A bit more on this. Tony Cliff, in chapter seven of his classic State Capitalism in Russia, offers a brief, analytical description of capitalist crisis, based on Marx, that differs (I think) fairly substantially from what has become the orthodoxy. Cliff describes the central contradiction owners of capital face between the need to both generate profits, via the creation of surplus value, and the need to realise those profits in monetary form, by selling the output produced. It is this contradiction that drives the whole process of the business cycle, but, critically, Cliff does not here attempt to make the claim (central to Chris Harman’s version of the theory) that the falling rate of profit ultimately determines the entire system:
Unlike all pre-capitalist forms of production, capitalism is forced to accumulate more and more capital. But this process is hampered by two complementary, and yet contradictory, factors, both arising out of the system itself. One is the decline in the rate of profit, which means the shrinking of the sources of further accumulation. The other is the increase in production beyond the absorptive capacity of the market. If it were not for the first contradiction, the “underconsumptionist” solution of the crisis – to raise the wages of the workers – would be a simple and excellent answer. If it were not for the second contradiction, fascism could, by continuously cutting wages, have staves off the crisis for a long period at least…

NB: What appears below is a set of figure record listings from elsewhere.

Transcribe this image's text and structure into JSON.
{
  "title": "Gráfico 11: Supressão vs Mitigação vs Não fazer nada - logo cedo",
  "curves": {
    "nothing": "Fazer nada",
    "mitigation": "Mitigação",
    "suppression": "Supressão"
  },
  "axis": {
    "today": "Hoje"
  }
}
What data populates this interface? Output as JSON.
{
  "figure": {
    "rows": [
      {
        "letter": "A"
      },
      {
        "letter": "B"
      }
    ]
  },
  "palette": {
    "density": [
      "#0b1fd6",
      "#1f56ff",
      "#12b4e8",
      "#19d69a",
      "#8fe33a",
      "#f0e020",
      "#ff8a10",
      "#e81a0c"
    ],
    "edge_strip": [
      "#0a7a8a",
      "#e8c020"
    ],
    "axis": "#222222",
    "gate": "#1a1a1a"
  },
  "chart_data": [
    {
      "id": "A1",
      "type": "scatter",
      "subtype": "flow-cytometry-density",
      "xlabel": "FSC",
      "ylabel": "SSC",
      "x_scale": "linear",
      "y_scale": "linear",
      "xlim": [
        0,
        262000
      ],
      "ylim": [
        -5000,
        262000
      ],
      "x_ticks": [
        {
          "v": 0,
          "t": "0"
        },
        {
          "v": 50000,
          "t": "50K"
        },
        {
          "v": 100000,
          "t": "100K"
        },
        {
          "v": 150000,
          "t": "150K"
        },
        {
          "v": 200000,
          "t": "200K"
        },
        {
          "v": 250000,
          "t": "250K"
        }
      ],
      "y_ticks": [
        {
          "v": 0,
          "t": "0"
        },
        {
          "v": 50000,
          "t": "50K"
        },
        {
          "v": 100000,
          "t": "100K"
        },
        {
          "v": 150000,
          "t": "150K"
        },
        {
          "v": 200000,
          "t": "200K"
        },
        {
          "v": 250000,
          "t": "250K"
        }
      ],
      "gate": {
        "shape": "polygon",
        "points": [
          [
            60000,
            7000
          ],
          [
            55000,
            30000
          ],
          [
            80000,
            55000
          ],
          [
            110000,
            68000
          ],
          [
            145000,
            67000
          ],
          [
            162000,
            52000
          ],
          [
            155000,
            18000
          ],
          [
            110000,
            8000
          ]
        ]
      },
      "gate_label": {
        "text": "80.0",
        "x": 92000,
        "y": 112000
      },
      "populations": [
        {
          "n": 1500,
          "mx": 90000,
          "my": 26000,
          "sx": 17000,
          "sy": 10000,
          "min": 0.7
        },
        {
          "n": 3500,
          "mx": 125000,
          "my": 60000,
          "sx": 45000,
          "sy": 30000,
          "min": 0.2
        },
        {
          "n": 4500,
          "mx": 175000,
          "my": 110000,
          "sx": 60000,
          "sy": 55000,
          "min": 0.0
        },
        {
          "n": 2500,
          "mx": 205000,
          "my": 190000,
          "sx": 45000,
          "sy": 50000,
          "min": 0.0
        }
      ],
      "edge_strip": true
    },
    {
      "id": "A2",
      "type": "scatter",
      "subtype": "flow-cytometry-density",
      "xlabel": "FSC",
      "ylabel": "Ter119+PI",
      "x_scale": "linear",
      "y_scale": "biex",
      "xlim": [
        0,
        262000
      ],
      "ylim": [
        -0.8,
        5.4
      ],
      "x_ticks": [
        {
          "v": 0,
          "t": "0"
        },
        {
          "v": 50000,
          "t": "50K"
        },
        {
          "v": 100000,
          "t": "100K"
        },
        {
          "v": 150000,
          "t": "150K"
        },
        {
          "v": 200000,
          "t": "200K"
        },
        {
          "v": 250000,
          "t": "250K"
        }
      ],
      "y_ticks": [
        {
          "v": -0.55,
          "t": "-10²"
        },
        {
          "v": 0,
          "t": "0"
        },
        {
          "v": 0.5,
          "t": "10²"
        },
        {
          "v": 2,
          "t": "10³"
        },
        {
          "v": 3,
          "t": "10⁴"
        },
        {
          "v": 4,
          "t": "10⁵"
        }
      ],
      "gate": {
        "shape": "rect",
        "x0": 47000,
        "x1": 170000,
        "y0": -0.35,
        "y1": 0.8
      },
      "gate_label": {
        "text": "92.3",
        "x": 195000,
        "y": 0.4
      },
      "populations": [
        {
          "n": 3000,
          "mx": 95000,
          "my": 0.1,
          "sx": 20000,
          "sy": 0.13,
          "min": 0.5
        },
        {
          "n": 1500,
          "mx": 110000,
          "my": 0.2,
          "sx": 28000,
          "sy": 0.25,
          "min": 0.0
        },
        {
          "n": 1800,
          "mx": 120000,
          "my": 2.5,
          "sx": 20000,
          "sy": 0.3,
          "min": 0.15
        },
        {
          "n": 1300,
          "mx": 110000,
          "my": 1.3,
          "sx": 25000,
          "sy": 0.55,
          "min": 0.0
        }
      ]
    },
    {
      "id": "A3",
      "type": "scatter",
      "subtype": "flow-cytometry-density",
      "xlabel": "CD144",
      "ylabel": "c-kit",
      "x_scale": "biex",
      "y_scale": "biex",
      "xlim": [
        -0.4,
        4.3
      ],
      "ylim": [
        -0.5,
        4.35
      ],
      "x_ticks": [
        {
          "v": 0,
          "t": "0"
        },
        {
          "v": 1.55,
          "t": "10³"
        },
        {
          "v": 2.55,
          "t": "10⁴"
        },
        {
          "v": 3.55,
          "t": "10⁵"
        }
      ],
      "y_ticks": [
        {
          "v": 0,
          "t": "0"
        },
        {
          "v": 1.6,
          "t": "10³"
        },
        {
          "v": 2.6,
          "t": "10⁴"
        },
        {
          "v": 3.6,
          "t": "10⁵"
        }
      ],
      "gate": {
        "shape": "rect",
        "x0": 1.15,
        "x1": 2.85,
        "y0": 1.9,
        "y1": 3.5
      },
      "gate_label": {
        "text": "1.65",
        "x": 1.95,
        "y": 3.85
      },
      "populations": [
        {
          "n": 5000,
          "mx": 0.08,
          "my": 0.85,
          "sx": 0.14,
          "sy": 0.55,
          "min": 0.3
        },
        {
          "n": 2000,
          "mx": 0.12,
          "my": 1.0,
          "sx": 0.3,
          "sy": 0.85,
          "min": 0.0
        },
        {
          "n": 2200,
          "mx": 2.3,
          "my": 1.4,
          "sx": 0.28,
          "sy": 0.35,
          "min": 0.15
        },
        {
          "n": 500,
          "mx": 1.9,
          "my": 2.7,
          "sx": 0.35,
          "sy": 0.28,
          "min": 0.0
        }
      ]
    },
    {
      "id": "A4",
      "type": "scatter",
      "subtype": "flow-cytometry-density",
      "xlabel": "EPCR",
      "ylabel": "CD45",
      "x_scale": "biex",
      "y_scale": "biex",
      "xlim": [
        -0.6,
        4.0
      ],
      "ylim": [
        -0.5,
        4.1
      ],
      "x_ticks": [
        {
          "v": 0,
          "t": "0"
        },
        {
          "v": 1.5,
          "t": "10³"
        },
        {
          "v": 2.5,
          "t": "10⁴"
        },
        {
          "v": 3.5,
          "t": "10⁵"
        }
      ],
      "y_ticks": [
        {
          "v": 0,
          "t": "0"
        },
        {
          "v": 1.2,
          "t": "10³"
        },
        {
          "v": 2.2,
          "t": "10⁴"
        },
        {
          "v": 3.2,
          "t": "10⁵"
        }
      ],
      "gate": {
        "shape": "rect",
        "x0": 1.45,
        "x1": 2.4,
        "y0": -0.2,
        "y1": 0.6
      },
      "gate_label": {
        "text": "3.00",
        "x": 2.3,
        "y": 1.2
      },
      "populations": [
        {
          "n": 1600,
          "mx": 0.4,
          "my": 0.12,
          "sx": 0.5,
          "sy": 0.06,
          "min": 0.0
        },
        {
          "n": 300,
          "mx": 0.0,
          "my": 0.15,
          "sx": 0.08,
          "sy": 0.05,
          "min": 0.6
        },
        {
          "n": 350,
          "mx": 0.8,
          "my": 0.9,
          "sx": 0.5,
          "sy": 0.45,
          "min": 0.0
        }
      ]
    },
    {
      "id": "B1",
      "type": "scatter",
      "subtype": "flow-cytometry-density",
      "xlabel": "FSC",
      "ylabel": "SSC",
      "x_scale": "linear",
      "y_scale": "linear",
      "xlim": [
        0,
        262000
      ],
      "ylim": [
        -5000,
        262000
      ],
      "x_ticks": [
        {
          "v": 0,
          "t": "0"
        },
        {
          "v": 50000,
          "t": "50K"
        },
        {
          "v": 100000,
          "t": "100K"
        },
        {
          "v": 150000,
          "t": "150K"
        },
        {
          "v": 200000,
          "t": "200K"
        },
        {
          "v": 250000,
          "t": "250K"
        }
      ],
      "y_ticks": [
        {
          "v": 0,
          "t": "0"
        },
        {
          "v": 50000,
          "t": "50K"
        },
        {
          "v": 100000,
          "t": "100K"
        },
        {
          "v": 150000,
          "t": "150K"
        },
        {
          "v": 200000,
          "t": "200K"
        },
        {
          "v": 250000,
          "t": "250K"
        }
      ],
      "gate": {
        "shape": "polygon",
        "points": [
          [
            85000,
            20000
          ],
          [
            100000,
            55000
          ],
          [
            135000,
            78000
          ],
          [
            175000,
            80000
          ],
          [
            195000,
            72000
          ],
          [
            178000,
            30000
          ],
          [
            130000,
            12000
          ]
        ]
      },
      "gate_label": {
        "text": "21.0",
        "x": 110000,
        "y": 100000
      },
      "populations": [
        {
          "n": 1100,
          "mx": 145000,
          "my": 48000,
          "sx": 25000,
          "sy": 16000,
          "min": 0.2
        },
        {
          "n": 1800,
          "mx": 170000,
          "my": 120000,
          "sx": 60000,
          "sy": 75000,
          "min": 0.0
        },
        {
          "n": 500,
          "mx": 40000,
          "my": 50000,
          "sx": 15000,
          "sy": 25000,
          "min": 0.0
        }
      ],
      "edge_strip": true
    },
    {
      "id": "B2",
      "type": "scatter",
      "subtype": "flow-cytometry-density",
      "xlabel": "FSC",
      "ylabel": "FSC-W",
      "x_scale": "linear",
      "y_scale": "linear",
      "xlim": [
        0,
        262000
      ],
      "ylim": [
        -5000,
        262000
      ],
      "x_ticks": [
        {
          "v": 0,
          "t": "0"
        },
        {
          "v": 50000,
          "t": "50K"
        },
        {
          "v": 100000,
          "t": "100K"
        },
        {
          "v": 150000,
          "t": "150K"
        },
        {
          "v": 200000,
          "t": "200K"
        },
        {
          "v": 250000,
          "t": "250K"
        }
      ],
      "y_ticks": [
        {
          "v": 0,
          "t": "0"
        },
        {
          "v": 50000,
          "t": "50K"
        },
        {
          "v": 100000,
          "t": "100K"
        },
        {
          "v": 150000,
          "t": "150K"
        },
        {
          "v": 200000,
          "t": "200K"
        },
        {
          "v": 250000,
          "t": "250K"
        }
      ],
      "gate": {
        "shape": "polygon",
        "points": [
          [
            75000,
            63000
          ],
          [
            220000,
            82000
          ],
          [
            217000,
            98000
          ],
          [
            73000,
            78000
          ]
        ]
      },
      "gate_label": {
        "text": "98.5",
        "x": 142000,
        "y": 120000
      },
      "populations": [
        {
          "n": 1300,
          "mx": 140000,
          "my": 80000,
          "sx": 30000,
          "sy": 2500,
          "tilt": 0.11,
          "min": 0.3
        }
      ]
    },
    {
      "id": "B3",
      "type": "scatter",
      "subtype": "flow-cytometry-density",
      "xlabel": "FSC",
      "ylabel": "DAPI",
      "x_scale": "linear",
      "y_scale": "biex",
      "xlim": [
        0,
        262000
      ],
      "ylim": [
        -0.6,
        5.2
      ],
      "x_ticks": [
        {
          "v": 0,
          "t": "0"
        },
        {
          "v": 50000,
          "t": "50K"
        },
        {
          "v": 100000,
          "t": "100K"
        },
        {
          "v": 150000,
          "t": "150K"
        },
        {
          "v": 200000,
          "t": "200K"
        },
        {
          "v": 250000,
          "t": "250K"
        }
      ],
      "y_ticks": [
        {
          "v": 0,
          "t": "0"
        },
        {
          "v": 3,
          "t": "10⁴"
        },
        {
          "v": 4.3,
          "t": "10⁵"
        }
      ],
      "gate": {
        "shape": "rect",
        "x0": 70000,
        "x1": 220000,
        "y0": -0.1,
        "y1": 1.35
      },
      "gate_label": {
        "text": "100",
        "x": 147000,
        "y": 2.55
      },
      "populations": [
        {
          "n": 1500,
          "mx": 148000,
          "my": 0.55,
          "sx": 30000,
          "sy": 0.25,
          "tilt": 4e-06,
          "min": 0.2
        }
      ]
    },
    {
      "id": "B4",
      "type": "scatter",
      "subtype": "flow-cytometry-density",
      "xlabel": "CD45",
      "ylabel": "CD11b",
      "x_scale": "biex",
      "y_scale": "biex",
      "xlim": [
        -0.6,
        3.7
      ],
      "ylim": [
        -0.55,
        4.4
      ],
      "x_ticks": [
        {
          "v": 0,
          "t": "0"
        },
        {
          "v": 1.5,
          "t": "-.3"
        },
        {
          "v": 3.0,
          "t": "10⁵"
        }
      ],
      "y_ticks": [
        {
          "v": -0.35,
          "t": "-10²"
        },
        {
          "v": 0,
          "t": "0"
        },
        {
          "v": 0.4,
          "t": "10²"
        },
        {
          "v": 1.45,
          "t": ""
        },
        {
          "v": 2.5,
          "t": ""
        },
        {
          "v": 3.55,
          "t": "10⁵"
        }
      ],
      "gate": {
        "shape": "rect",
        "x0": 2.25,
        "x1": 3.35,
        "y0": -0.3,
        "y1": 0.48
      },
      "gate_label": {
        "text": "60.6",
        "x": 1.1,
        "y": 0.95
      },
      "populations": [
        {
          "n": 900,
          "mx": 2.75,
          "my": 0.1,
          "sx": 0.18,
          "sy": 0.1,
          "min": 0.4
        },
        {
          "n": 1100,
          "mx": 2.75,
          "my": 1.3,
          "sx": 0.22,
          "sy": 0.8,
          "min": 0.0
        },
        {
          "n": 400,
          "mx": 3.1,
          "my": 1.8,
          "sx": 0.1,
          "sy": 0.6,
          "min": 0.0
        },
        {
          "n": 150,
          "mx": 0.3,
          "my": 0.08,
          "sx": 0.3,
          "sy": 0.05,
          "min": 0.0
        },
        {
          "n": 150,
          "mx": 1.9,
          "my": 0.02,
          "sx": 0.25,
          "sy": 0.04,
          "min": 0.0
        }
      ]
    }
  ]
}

…the rate of profit determines the rate of accumulation, the rate of accumulation determines the extent of employment, the extent of employment determines the level of wages, the level of wages determines the rate of profit, and so on in a vicious circle. A high rate of profit means a quick accumulation, hence an increase in employment and a rise in wages. This process continues to a point where the rise in wage rates so adversely affects the rate of profit that accumulation either declines catastrophically or ceases altogether…
This theory explains why, in spite of the antagonistic mode of distribution and the tendency of the rate of profit to decline, there is not a permanent crisis of overproduction, but a cyclical movement of the economy.
This is, to my mind, a much more satisfactory description of the actual history of capitalist development than the prediction of ever-worsening crises over time, ameliorated only by “countervailing factors”.